When my brothers and I were growing up, my parents were not on orange alert about strangers. While my friends were all being lectured about the dangers of unknown people in their lives, my parents were throwing caution to the wind. In fact, their eyes would light up whenever we encountered an interloper in our travels. My dad would roll down the window in the rental car and offer the unsuspecting hitchhiker way more than a ride. The stranger would be given the opportunity to “show the kids around the area” and to earn 10 dollars while doing so. We would all pile out of the banged up rental on the side of the road, and mom and dad would race off, newly energized, temporarily free of the ball and chain, and agreeing to see us all before the sun went down. We did learn a lot on these sabbaticals from our parents, and I continue to have a soft spot in my heart for strangers. Even today, there is something so freeing about spending time with those who know none of our back story. Words do not need to be measured, and humans can be at their best in the company of someone new.
These days in the thickets and fencerows around town diminutive strangers, the warblers, have arrived. They are a group of small birds sporting a variety of colors. In constant motion, the warblers flit about in the trees and shrubs looking for insects. Often these feathered visitors are just passing through, traveling from their exotic tropical winter feeding grounds heading north to breed. And even those who remain in our area for the season are elusive. Soon the trees will be leafed out making it a challenge to catch a glimpse of most warblers. There are 113 species of warblers living in North and South America sometimes traveling between the two continents. They bear names that describe them…yellow rumped, hooded, black and white, chestnut sided. Some are named for locations they may or may not like to peruse: Cape May, Tennessee, and even the Connecticut warbler. I wish I could say that the Connecticut warbler is a show stopper, but sadly he is drab. And then there are those who are holdouts with more cryptic names better suited for the Scrabble board such as the prothonotary warbler.

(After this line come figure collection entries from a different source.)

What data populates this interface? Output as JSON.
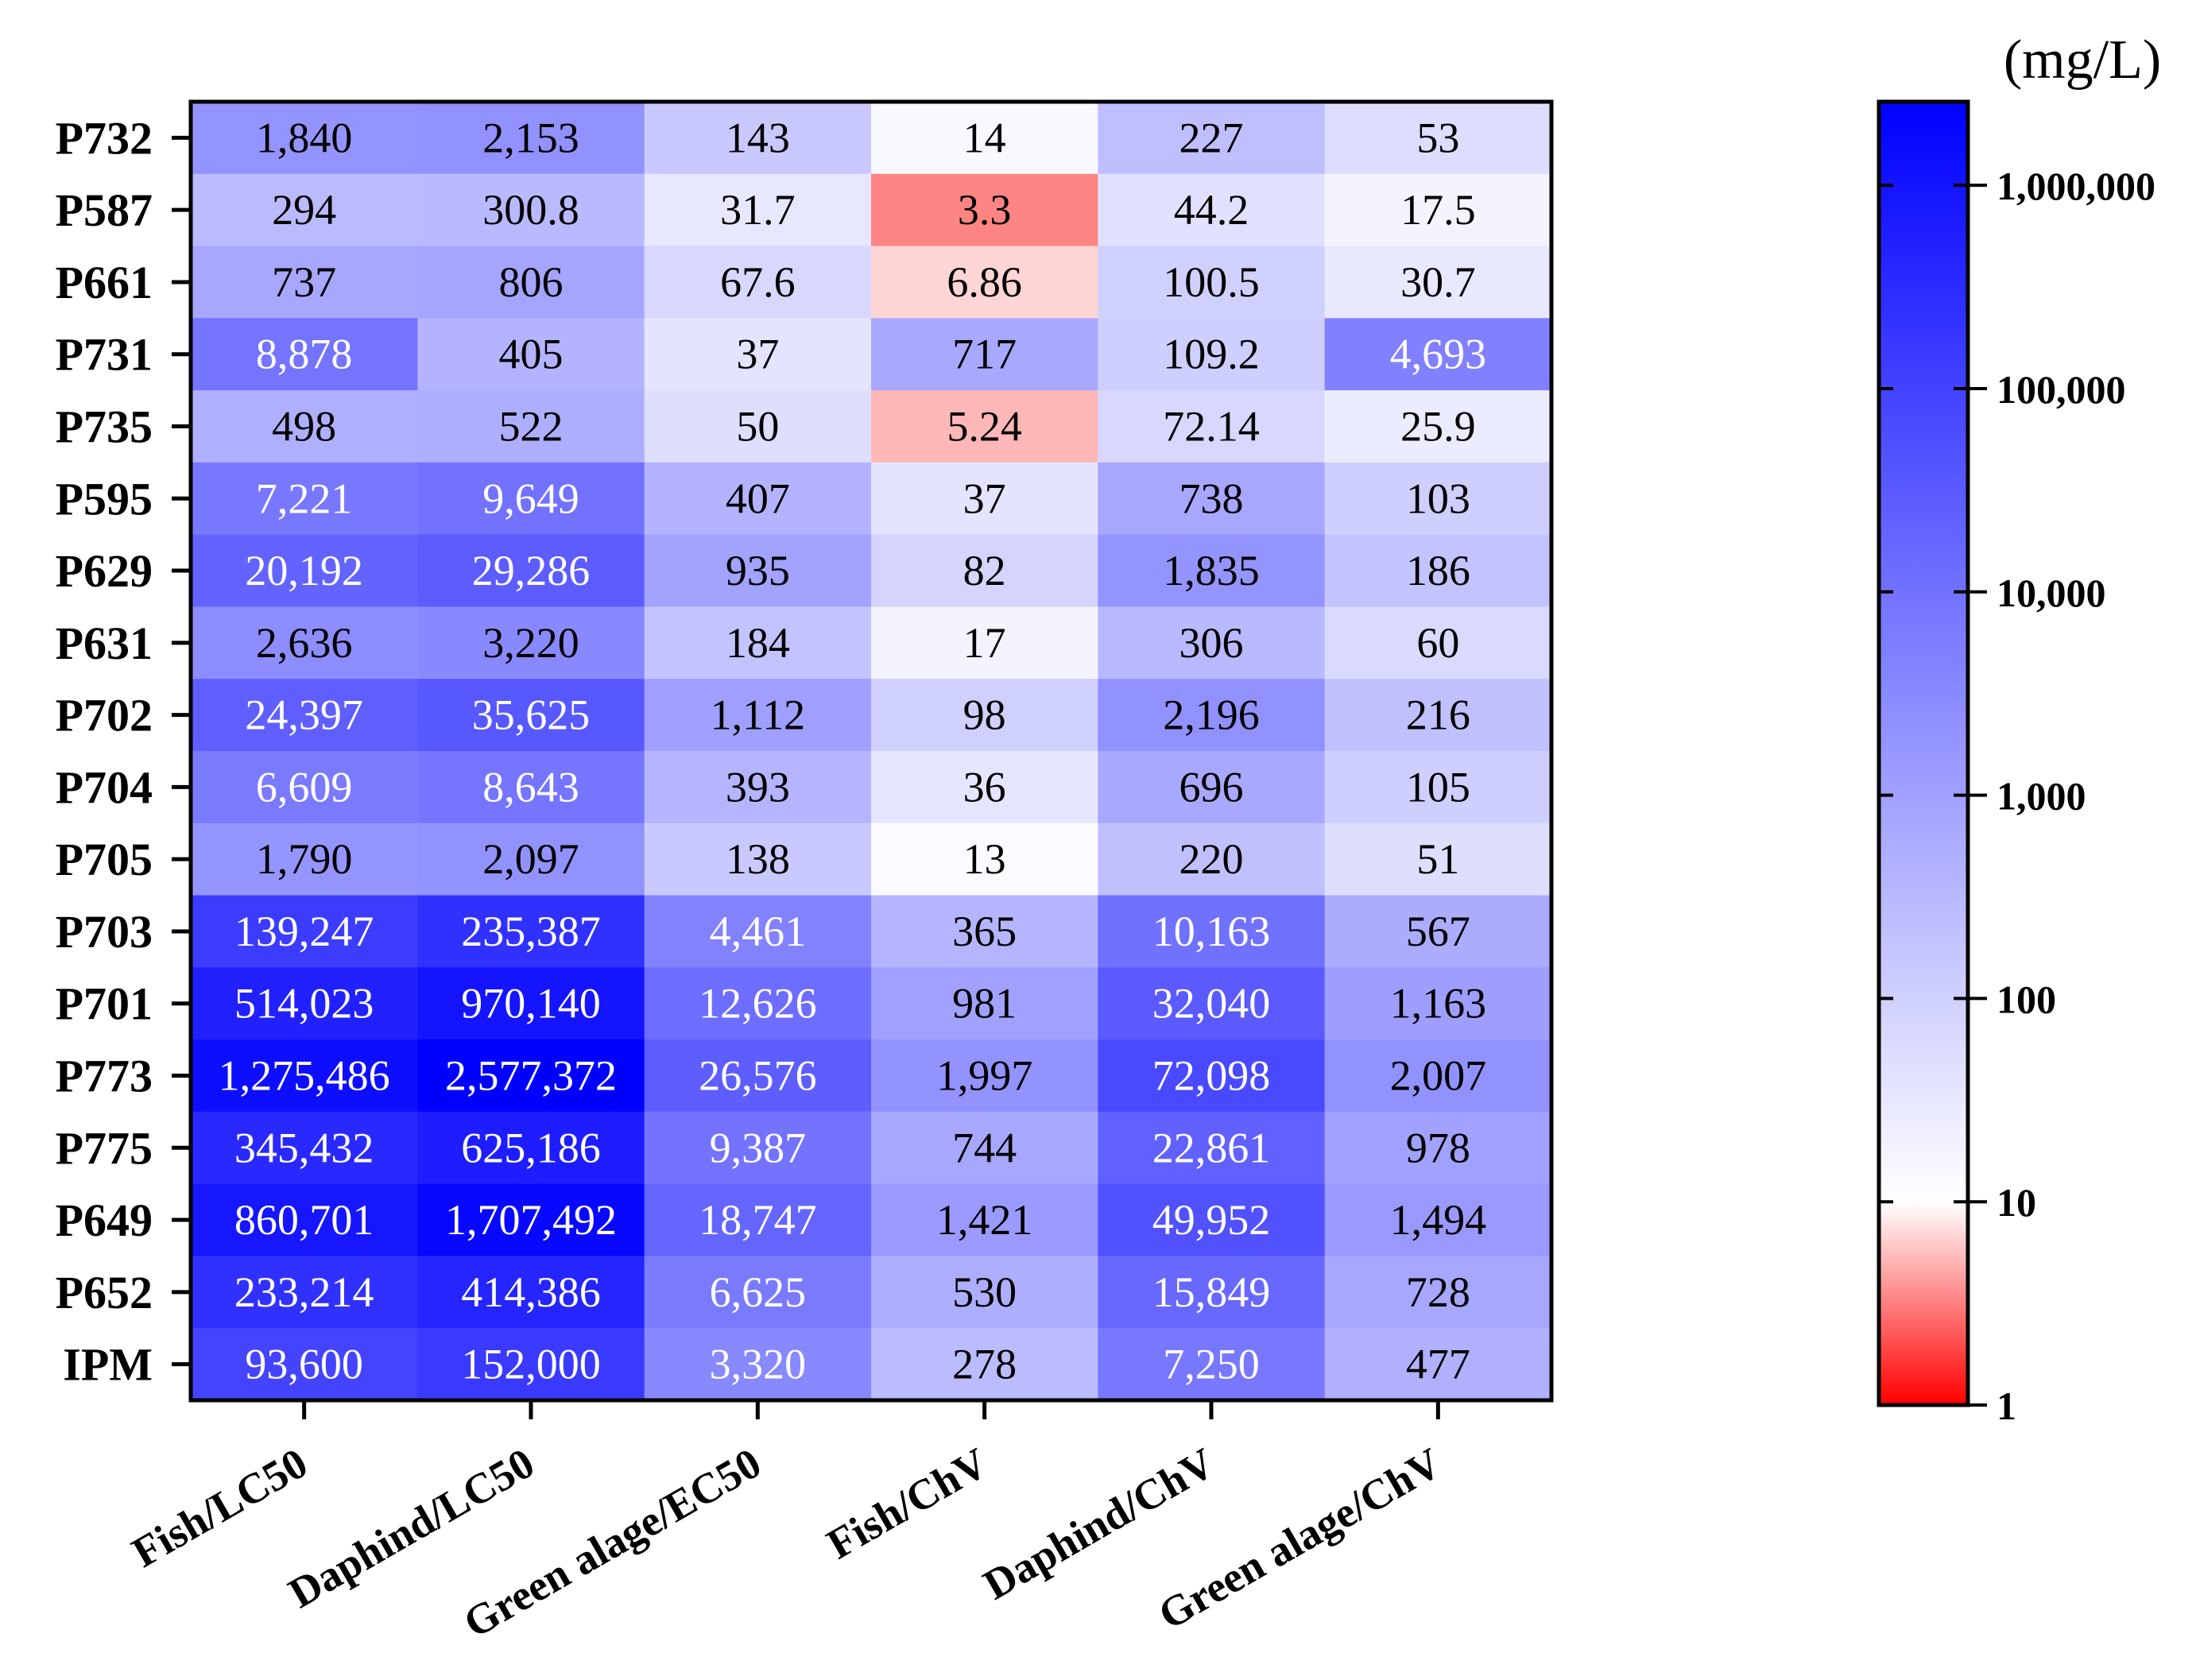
{
  "chart_data": {
    "type": "heatmap",
    "title": "",
    "unit_label": "(mg/L)",
    "rows": [
      "P732",
      "P587",
      "P661",
      "P731",
      "P735",
      "P595",
      "P629",
      "P631",
      "P702",
      "P704",
      "P705",
      "P703",
      "P701",
      "P773",
      "P775",
      "P649",
      "P652",
      "IPM"
    ],
    "columns": [
      "Fish/LC50",
      "Daphind/LC50",
      "Green alage/EC50",
      "Fish/ChV",
      "Daphind/ChV",
      "Green alage/ChV"
    ],
    "values": [
      [
        1840,
        2153,
        143,
        14,
        227,
        53
      ],
      [
        294,
        300.8,
        31.7,
        3.3,
        44.2,
        17.5
      ],
      [
        737,
        806,
        67.6,
        6.86,
        100.5,
        30.7
      ],
      [
        8878,
        405,
        37,
        717,
        109.2,
        4693
      ],
      [
        498,
        522,
        50,
        5.24,
        72.14,
        25.9
      ],
      [
        7221,
        9649,
        407,
        37,
        738,
        103
      ],
      [
        20192,
        29286,
        935,
        82,
        1835,
        186
      ],
      [
        2636,
        3220,
        184,
        17,
        306,
        60
      ],
      [
        24397,
        35625,
        1112,
        98,
        2196,
        216
      ],
      [
        6609,
        8643,
        393,
        36,
        696,
        105
      ],
      [
        1790,
        2097,
        138,
        13,
        220,
        51
      ],
      [
        139247,
        235387,
        4461,
        365,
        10163,
        567
      ],
      [
        514023,
        970140,
        12626,
        981,
        32040,
        1163
      ],
      [
        1275486,
        2577372,
        26576,
        1997,
        72098,
        2007
      ],
      [
        345432,
        625186,
        9387,
        744,
        22861,
        978
      ],
      [
        860701,
        1707492,
        18747,
        1421,
        49952,
        1494
      ],
      [
        233214,
        414386,
        6625,
        530,
        15849,
        728
      ],
      [
        93600,
        152000,
        3320,
        278,
        7250,
        477
      ]
    ],
    "labels": [
      [
        "1,840",
        "2,153",
        "143",
        "14",
        "227",
        "53"
      ],
      [
        "294",
        "300.8",
        "31.7",
        "3.3",
        "44.2",
        "17.5"
      ],
      [
        "737",
        "806",
        "67.6",
        "6.86",
        "100.5",
        "30.7"
      ],
      [
        "8,878",
        "405",
        "37",
        "717",
        "109.2",
        "4,693"
      ],
      [
        "498",
        "522",
        "50",
        "5.24",
        "72.14",
        "25.9"
      ],
      [
        "7,221",
        "9,649",
        "407",
        "37",
        "738",
        "103"
      ],
      [
        "20,192",
        "29,286",
        "935",
        "82",
        "1,835",
        "186"
      ],
      [
        "2,636",
        "3,220",
        "184",
        "17",
        "306",
        "60"
      ],
      [
        "24,397",
        "35,625",
        "1,112",
        "98",
        "2,196",
        "216"
      ],
      [
        "6,609",
        "8,643",
        "393",
        "36",
        "696",
        "105"
      ],
      [
        "1,790",
        "2,097",
        "138",
        "13",
        "220",
        "51"
      ],
      [
        "139,247",
        "235,387",
        "4,461",
        "365",
        "10,163",
        "567"
      ],
      [
        "514,023",
        "970,140",
        "12,626",
        "981",
        "32,040",
        "1,163"
      ],
      [
        "1,275,486",
        "2,577,372",
        "26,576",
        "1,997",
        "72,098",
        "2,007"
      ],
      [
        "345,432",
        "625,186",
        "9,387",
        "744",
        "22,861",
        "978"
      ],
      [
        "860,701",
        "1,707,492",
        "18,747",
        "1,421",
        "49,952",
        "1,494"
      ],
      [
        "233,214",
        "414,386",
        "6,625",
        "530",
        "15,849",
        "728"
      ],
      [
        "93,600",
        "152,000",
        "3,320",
        "278",
        "7,250",
        "477"
      ]
    ],
    "colorbar": {
      "scale": "log",
      "range": [
        1,
        2577372
      ],
      "center": 10,
      "ticks": [
        {
          "value": 1,
          "label": "1"
        },
        {
          "value": 10,
          "label": "10"
        },
        {
          "value": 100,
          "label": "100"
        },
        {
          "value": 1000,
          "label": "1,000"
        },
        {
          "value": 10000,
          "label": "10,000"
        },
        {
          "value": 100000,
          "label": "100,000"
        },
        {
          "value": 1000000,
          "label": "1,000,000"
        }
      ],
      "colors": {
        "low": "#ff0000",
        "mid": "#ffffff",
        "high": "#0000ff"
      }
    }
  }
}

One of my favorites is the palm warbler with his handsome eye stripe and jaunty rust colored beret. Unlike many of his warbler friends, he prefers to forage and nest on the ground. He bobs his tail as he searches for insects. Sometimes he perches in a tree and sings to establish his territory. When he has locked eyes with a female, they build a small nest lined with moss and grasses on the ground, and she lays 4-5 eggs which are white with lavender spots. If all goes right, they hatch and fledge after a few weeks filling their small bellies with mosquitoes and beetles. Once the palm warbler has raised his brood, he joins up with a mixed species of birds, and I’d like to think that he is embracing all the idiosyncrasies of strangers in this mixed flock. He is all about inclusion, not about building walls. So keep your eyes peeled this spring for an outsider or two in your neck of the woods. Don’t let them pass by unnoticed. If you need some extra incentive, remember Yo Yo Ma’s words “Good things happen when you meet strangers.” And mornings spent with strangers, feathered or not, seem like a pretty good way to start the day.